The Democratic Senatorial Campaign Committee spent about $73,000 for an advance team from Arkansas, The Markham Group, to promote Merkley's campaign kickoff tour. It paid about $20,000 to a Washington, D.C., firm for 'research.'
I'm pretty steamed about that news. I'm not pleased to hear that a few people in Washington, D.C. are trying to dictate who we send against Gordon Smith in November. I think a lot of Oregon Democrats will share my indignation and more generally I bet there are a lot of grassroots Democrats across America who resent being told who they should support in their respective Senate races.
The purpose of the DSCC is to help Democrats beat Republicans in the general election. That's a legitimate function. Senate races are national races. Republicans from all over the country are pouring money into Gordon Smith's campaign, and after we win the nomination, we will need some help from Democrats around the country in order to balance that out. It might be nice if we could prohibit all out-of-state contributions - but since we can't, it makes no sense to unilaterally disarm.

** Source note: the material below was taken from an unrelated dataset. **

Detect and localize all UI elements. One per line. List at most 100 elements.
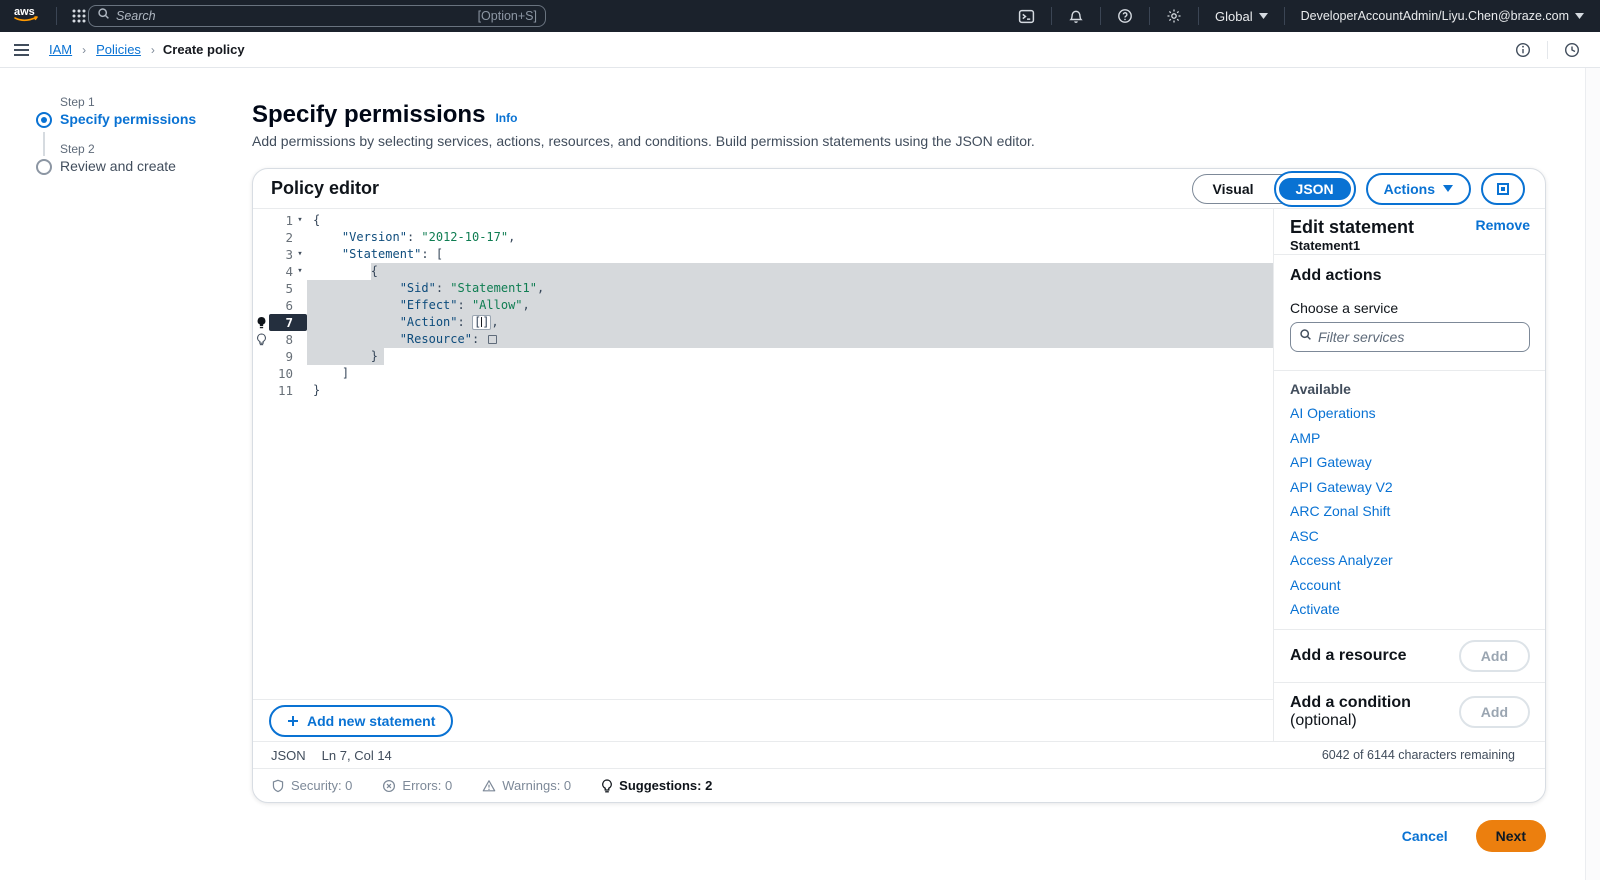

But Oregon Democrats, not outsiders, are best qualified to decide who is the best candidate is to go up against Gordon Smith. The DSCC has no business putting its thumb on the scale, as if they don't trust Oregon Democrats to make the right choice. I'm a baseball fan, so forgive this analogy: It's as if the President of the American League (back in the good old days when each League had a President) were openly rooting for one American League team against another in the playoffs. They just weren't supposed to do that. And they didn't.
What the DSCC is doing isn't just unfair: It's politically stupid. If Speaker Merkley, or another one of their backed candidates, can't win a primary without outside help from their friends in Washington, how the heck do they think they're going to beat the Republicans? The DSCC isn't doing their cause any favors here. All they're doing is taking a huge risk that their intervention will hand the nomination to a weaker candidate, a candidate who can't win in November.

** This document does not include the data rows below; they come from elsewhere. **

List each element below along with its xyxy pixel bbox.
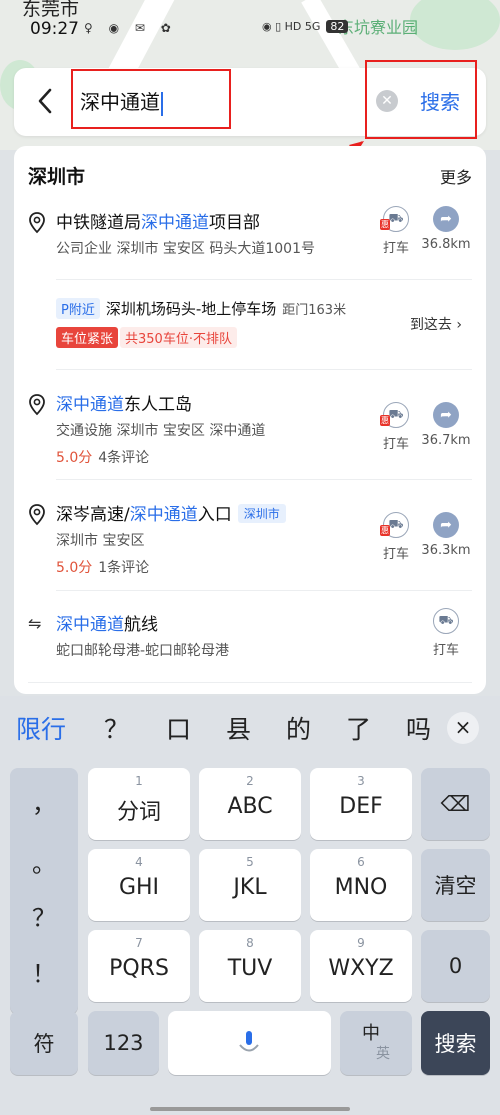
signal-icons: ◉ ▯ HD 5G — [262, 20, 321, 33]
candidate-word[interactable]: 限行 — [16, 710, 66, 746]
candidate-word[interactable]: ？ — [104, 710, 129, 746]
candidate-word[interactable]: 县 — [226, 710, 251, 746]
divider — [56, 279, 472, 280]
taxi-icon: ⛟ 惠 — [380, 206, 409, 232]
key-7[interactable]: 7 PQRS — [88, 930, 190, 1002]
location-pin-icon — [29, 394, 45, 416]
status-time: 09:27 — [30, 19, 79, 39]
highlight-search-button — [365, 60, 477, 139]
result-address: 公司企业 深圳市 宝安区 码头大道1001号 — [56, 241, 315, 257]
punct-key[interactable]: 。 — [10, 844, 78, 879]
result-address: 深圳市 宝安区 — [56, 533, 145, 549]
key-6[interactable]: 6 MNO — [310, 849, 412, 921]
taxi-button[interactable]: ⛟ 打车 — [424, 608, 468, 658]
candidate-word[interactable]: 了 — [346, 710, 371, 746]
backspace-key[interactable]: ⌫ — [421, 768, 490, 840]
route-button[interactable]: ➦ 36.3km — [416, 512, 476, 558]
parking-distance: 距门163米 — [282, 303, 347, 318]
result-rating: 5.0分 4条评论 — [56, 450, 150, 466]
more-link[interactable]: 更多 — [440, 164, 472, 188]
key-5[interactable]: 5 JKL — [199, 849, 301, 921]
taxi-button[interactable]: ⛟ 惠 打车 — [374, 512, 418, 562]
back-icon[interactable] — [36, 86, 54, 116]
candidate-word[interactable]: 吗 — [406, 710, 431, 746]
route-arrow-icon: ➦ — [433, 402, 459, 428]
clear-key[interactable]: 清空 — [421, 849, 490, 921]
divider — [56, 369, 472, 370]
route-button[interactable]: ➦ 36.7km — [416, 402, 476, 448]
parking-name: 深圳机场码头-地上停车场 — [105, 300, 277, 318]
taxi-icon: ⛟ — [433, 608, 459, 634]
keyboard-search-key[interactable]: 搜索 — [421, 1011, 490, 1075]
result-name: 深中通道东人工岛 — [56, 395, 192, 415]
city-heading: 深圳市 — [28, 166, 86, 188]
route-line-icon: ⇋ — [28, 614, 42, 633]
punct-key[interactable]: ？ — [10, 898, 78, 933]
key-1[interactable]: 1 分词 — [88, 768, 190, 840]
parking-badge: P附近 — [56, 298, 100, 319]
zero-key[interactable]: 0 — [421, 930, 490, 1002]
candidate-word[interactable]: 的 — [286, 710, 311, 746]
status-bar: 东莞市 09:27 ♀ ◉ ✉ ✿ 东坑寮业园 ◉ ▯ HD 5G 82 — [0, 0, 500, 40]
result-address: 交通设施 深圳市 宝安区 深中通道 — [56, 423, 266, 439]
battery-icon: 82 — [326, 20, 349, 33]
key-3[interactable]: 3 DEF — [310, 768, 412, 840]
voice-key[interactable] — [168, 1011, 331, 1075]
highlight-input-box — [71, 69, 231, 129]
location-pin-icon — [29, 504, 45, 526]
keyboard: 限行 ？ 口 县 的 了 吗 × ， 。 ？ ！ 1 分词 2 ABC 3 DEF ⌫… — [0, 696, 500, 1115]
microphone-icon — [239, 1031, 259, 1052]
close-candidates-icon[interactable]: × — [447, 712, 479, 744]
backspace-icon: ⌫ — [440, 792, 471, 816]
location-pin-icon — [29, 212, 45, 234]
parking-status-badge: 车位紧张 — [56, 327, 119, 348]
result-name: 深岑高速/深中通道入口 深圳市 — [56, 500, 286, 525]
taxi-icon: ⛟ 惠 — [380, 512, 409, 538]
taxi-button[interactable]: ⛟ 惠 打车 — [374, 402, 418, 452]
results-panel: 深圳市 更多 中铁隧道局深中通道项目部 公司企业 深圳市 宝安区 码头大道100… — [14, 146, 486, 694]
candidate-bar: 限行 ？ 口 县 的 了 吗 × — [0, 696, 500, 758]
key-9[interactable]: 9 WXYZ — [310, 930, 412, 1002]
route-arrow-icon: ➦ — [433, 512, 459, 538]
region-tag: 深圳市 — [237, 504, 286, 523]
number-key[interactable]: 123 — [88, 1011, 159, 1075]
divider — [56, 590, 472, 591]
status-right: ◉ ▯ HD 5G 82 — [262, 20, 349, 33]
language-toggle-key[interactable]: 中 英 — [340, 1011, 412, 1075]
result-name: 中铁隧道局深中通道项目部 — [56, 213, 260, 233]
candidate-word[interactable]: 口 — [166, 710, 191, 746]
taxi-icon: ⛟ 惠 — [380, 402, 409, 428]
notification-icons: ♀ ◉ ✉ ✿ — [84, 21, 177, 35]
key-8[interactable]: 8 TUV — [199, 930, 301, 1002]
map-poi-label: 东坑寮业园 — [338, 18, 419, 37]
key-2[interactable]: 2 ABC — [199, 768, 301, 840]
punct-key[interactable]: ， — [10, 784, 78, 819]
route-arrow-icon: ➦ — [433, 206, 459, 232]
key-4[interactable]: 4 GHI — [88, 849, 190, 921]
parking-suggestion[interactable]: P附近 深圳机场码头-地上停车场 距门163米 车位紧张 共350车位·不排队 到这去… — [56, 298, 476, 348]
status-city: 东莞市 — [22, 0, 80, 20]
go-here-button[interactable]: 到这去 › — [410, 314, 462, 334]
result-name: 深中通道航线 — [56, 615, 158, 635]
punct-key[interactable]: ！ — [10, 954, 78, 989]
symbol-key[interactable]: 符 — [10, 1011, 78, 1075]
divider — [28, 682, 472, 683]
taxi-button[interactable]: ⛟ 惠 打车 — [374, 206, 418, 256]
route-button[interactable]: ➦ 36.8km — [416, 206, 476, 252]
home-indicator[interactable] — [150, 1107, 350, 1111]
punctuation-column[interactable]: ， 。 ？ ！ — [10, 768, 78, 1014]
divider — [56, 479, 472, 480]
result-address: 蛇口邮轮母港-蛇口邮轮母港 — [56, 643, 230, 659]
parking-count-badge: 共350车位·不排队 — [120, 327, 237, 348]
result-rating: 5.0分 1条评论 — [56, 560, 150, 576]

Novick, 44, presents the voters with a startling contrast in stature, style, name recognition, experience in elective office and the deft footwork that allows a politician to take a position on both sides of an issue ... Over the next several months, it will be interesting to see which political party finds that more threatening.
But we're not going to back off. If Speaker Merkley's going to have Big Brother on his side, we're just going to have to beat Big Brother. We'll just have to make more phone calls, have more house parties, raise more money, and go on telling the truth - and telling it loudly.